Honda recalls Acura TSX over dangerous engine stall risk
Affected by the recall are approximately 93,000 model year 2004 to 2008 Acura TSX vehicles originally sold in North America, which possess an Electronic Control Unit (ECU) condition that may cause a rust problem. Consequently, corrosion may lead to engine stall, thus increasing the risk of a crash. The recall covers 76,000 TSX sedans in the United States and another 17,000 in Canada.
According to documents filed with the National Highway Traffic Safety Administration, driver’s footwear may inadvertently saturate the vehicle’s carpeting with hazardous chemical often found in deicing products. Such materials may transfer to the vehicle engine’s ECU since the carpeting contact the ECU case.
The recall only affects Acura TSX vehicles originally sold in or currently registered in, Connecticut, Delaware, Illinois, Indiana, Iowa, Kentucky, Maine, Maryland, Massachusetts, Michigan, Minnesota, Missouri, New Hampshire, New Jersey, New York, Ohio, Pennsylvania, Rhode Island, Vermont, Virginia, West Virginia, Wisconsin and the District of Columbia. The recall notice does not specify what parts of Canada are impacted.

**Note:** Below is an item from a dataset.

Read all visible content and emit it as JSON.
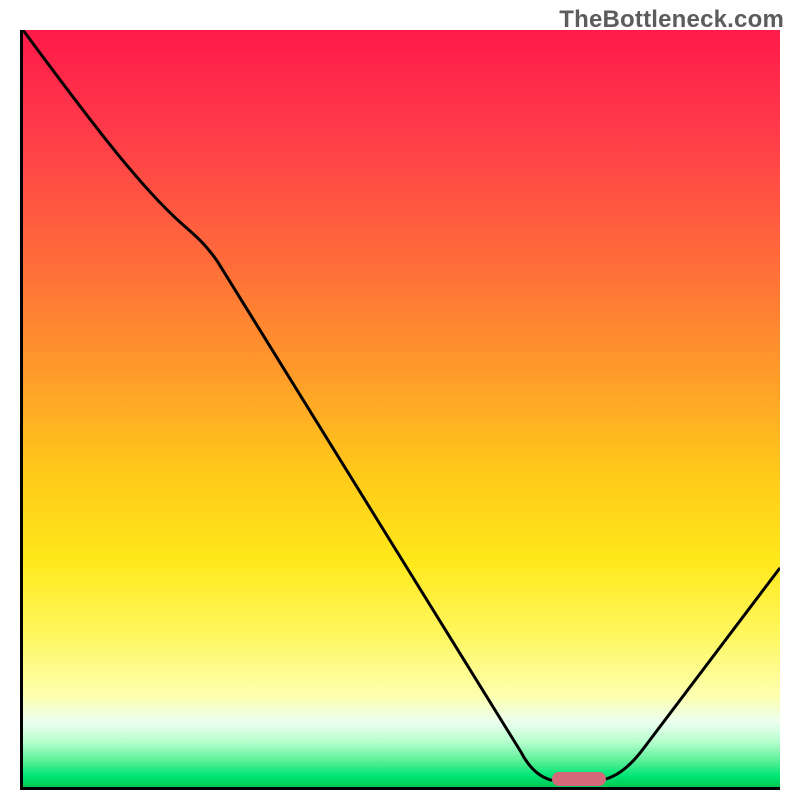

Honda will begin notifying customers of the recall starting on April 11, 2013. Authorized Acura dealers will inspect the vehicle and replace any damaged ECU and install a waterproof cover onto the ECU, free of charge. In the meantime, owners may contact Honda at 1-800-999-1009. Concerned drivers may also contact the National Highway Traffic Safety Administration’s Vehicle Safety Hotline at 1-888-327-4236 or visit www.safercar.gov. The NHTSA Campaign Number is 13V-093.
Honda first became aware of a potential problem in February 2011 when the first Acura TSX ECU was returned to Honda from Iceland with visible rust on it. In March 2011, Honda launched an investigation into the problem and consequently found that the ECU condition was also prevalent in the United States and Canada due to similar cold weather conditions.
Despite its detailed investigation, Honda told government officials that it could not determine the number of warranty claims and complaints since it did not inspect each ECU return from customer vehicles. As a result, Honda is unable to report that date that the first warrant claim was filed or when the first customer filed a complaint.